Conviene además girar el mueble noventa grados sobre el mismo punto del suelo. Si el cojeo se mantiene en la misma pata, el problema es del mueble. Si cambia de lado, el problema es del suelo —una baldosa hundida, una tarima abombada— y ninguna cuña en el mundo lo va a arreglar del todo.
Y sin embargo, casi nadie hace esta prueba. Se limita a meter un cartón bajo la pata más cercana y confiar en la suerte.

LOS MATERIALES QUE YA HAY EN CASA
No hace falta comprar nada porque el relleno ideal no es un material especial: es cualquier cosa fina, comprimible y silenciosa.
Cartón y tarjetas viejas
Una tarjeta de fidelización caducada, cortada del tamaño de la base de la pata y doblada en dos o tres capas, resuelve la mayoría de los desniveles de menos de tres milímetros. El cartón de una caja de cereales funciona igual, aunque se aplasta antes.
Corcho de vino
Es la solución más estable de todas las caseras. Un corcho cortado en rodajas finas con un cúter se comprime lo justo para absorber el peso sin volverse quebradizo, y no raya el suelo como sí puede hacerlo el metal de una moneda.
Cera de vela
Para desniveles muy pequeños, gotear cera derretida directamente bajo la pata y dejarla enfriar con el mueble apoyado encima crea un relleno que se adapta a la forma exacta del hueco. Es el único remedio de esta lista que se moldea solo.
Una moneda
Funciona, pero con matices: en suelos de madera o gres puede rayar con el roce diario. Conviene reservarla para muebles que casi no se mueven, como una cómoda o un armario.

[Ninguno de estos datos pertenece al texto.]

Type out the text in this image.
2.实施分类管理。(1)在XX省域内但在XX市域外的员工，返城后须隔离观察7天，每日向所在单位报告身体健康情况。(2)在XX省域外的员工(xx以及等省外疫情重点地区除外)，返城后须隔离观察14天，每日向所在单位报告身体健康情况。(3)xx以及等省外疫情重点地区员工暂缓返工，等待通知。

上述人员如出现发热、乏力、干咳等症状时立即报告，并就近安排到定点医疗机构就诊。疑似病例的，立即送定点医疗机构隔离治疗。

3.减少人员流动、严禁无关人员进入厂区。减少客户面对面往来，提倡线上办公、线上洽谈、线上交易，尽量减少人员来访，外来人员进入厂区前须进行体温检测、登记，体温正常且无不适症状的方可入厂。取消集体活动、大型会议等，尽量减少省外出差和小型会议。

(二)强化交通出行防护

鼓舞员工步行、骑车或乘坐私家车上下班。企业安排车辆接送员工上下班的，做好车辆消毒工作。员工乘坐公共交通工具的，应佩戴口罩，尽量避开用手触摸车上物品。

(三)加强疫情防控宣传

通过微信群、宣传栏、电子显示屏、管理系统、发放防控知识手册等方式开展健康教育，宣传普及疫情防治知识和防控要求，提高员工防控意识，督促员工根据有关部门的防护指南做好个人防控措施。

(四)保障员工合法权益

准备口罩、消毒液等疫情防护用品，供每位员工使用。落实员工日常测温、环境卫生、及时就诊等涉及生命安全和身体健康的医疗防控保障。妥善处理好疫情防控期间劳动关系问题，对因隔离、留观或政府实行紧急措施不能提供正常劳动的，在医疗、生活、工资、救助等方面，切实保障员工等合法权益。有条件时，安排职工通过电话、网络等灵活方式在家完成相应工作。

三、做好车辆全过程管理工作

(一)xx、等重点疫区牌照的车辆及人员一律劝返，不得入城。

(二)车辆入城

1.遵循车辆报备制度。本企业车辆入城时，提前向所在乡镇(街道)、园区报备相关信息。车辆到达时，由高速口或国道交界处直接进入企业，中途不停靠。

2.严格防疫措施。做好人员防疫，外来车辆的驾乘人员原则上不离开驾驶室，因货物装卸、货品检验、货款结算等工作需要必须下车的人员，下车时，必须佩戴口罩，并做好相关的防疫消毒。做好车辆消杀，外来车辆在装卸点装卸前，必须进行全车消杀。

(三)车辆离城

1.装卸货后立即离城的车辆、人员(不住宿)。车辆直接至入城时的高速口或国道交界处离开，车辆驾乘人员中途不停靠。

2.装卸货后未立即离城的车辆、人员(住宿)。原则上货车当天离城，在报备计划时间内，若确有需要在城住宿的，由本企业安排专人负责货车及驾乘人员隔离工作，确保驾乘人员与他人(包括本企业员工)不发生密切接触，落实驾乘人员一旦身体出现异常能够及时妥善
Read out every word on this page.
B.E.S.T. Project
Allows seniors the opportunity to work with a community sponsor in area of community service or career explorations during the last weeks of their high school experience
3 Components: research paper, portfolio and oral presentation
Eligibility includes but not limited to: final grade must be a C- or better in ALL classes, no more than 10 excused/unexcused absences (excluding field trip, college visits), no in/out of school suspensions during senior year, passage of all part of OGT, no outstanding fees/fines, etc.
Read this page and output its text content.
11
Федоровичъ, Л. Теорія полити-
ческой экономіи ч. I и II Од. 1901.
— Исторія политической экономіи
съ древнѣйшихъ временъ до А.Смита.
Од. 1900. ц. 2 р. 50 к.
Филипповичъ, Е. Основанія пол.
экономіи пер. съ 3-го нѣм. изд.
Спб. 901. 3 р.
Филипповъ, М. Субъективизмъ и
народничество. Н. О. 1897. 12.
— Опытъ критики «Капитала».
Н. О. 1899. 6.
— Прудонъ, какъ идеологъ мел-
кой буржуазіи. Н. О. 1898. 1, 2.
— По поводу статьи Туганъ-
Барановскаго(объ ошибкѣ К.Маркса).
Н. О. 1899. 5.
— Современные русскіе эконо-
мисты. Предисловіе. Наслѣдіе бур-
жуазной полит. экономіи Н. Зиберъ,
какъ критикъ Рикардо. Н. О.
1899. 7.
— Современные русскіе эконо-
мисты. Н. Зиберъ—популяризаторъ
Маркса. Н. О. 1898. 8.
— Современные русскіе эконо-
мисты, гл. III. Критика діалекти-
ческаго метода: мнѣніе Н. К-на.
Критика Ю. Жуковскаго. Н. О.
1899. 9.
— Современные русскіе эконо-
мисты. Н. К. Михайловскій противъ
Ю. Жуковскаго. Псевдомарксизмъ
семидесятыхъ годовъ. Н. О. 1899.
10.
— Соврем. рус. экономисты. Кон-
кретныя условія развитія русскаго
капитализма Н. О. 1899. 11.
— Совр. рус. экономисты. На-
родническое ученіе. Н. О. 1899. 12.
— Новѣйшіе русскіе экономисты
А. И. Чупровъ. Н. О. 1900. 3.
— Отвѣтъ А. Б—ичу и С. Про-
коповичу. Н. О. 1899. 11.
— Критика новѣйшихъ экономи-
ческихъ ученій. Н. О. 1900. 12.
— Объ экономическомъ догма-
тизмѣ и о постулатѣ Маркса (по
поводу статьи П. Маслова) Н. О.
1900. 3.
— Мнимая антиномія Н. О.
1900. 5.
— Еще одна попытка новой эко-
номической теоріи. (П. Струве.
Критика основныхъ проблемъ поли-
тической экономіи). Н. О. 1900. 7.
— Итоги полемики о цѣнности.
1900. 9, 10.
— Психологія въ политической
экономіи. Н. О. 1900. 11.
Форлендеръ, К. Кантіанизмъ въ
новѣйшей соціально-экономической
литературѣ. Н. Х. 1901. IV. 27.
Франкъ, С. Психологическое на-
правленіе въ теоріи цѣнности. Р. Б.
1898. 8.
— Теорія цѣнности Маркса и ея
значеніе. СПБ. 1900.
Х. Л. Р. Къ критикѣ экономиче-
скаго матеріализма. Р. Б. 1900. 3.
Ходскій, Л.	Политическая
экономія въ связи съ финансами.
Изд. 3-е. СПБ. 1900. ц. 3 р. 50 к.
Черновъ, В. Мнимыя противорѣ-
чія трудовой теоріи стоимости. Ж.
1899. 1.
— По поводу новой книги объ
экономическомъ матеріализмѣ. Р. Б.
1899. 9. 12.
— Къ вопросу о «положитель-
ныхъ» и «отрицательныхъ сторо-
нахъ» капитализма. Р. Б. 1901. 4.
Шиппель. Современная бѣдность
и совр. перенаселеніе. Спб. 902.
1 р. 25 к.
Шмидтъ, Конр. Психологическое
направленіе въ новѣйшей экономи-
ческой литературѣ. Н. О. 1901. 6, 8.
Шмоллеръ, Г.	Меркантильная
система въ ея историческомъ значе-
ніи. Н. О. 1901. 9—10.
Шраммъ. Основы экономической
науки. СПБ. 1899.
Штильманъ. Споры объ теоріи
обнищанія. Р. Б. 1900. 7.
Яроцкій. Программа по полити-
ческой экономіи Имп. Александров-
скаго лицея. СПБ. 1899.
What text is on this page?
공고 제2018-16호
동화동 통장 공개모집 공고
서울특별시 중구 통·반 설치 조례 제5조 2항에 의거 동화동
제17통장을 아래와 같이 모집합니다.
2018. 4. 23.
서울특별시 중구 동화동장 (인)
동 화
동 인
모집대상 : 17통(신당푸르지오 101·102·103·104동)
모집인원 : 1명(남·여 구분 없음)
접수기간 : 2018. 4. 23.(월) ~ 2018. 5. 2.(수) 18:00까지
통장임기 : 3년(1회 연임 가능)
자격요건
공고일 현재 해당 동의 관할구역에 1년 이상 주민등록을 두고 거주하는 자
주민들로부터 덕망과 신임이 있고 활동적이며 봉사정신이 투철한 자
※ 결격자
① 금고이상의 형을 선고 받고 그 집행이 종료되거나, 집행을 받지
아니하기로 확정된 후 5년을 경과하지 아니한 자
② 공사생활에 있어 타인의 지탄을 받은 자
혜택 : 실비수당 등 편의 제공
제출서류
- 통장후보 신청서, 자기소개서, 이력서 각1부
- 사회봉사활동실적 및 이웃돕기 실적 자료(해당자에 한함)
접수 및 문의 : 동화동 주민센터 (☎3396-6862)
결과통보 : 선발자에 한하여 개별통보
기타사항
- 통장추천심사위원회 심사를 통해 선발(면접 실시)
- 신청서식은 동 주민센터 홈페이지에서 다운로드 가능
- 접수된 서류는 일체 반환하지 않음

CÓMO FIJAR EL PARCHE PARA QUE NO SE MUEVA
Un relleno suelto dura lo que dura la primera limpieza con fregona. La diferencia entre un arreglo de cinco minutos y uno que dura años está en la fijación.
Una gota de cola blanca —la de carpintero, o en su defecto cualquier pegamento casero a base de agua— entre la pata y la cuña impide que se desplace sin dejar residuo visible. Si no hay cola a mano, un trozo de cinta adhesiva doblada sobre sí misma, pegajosa por ambos lados, cumple la misma función de forma más provisional.
Lo que nadie explica es que el ajuste no debe ser exacto al milímetro. Conviene dejar la cuña ligeramente gruesa y luego lijarla o recortarla poco a poco hasta que el mueble deje de moverse, porque corregir de más siempre es más fácil que corregir de menos.
CUANDO EL PROBLEMA NO ES EL MUEBLE, SINO EL SUELO
Hay una prueba rápida para descartar el mueble: una canica o una bola pequeña sobre la superficie superior, en el centro. Si rueda hacia una esquina de forma constante, el desnivel viene del suelo, no de las patas.
En ese caso, ninguna cuña bajo el mueble soluciona el fondo del asunto. Lo que corrige el problema son las patas roscadas o regulables —muchas mesas y armarios de fabricación reciente ya las llevan de fábrica— girándolas en sentido horario hasta compensar la pendiente real del suelo.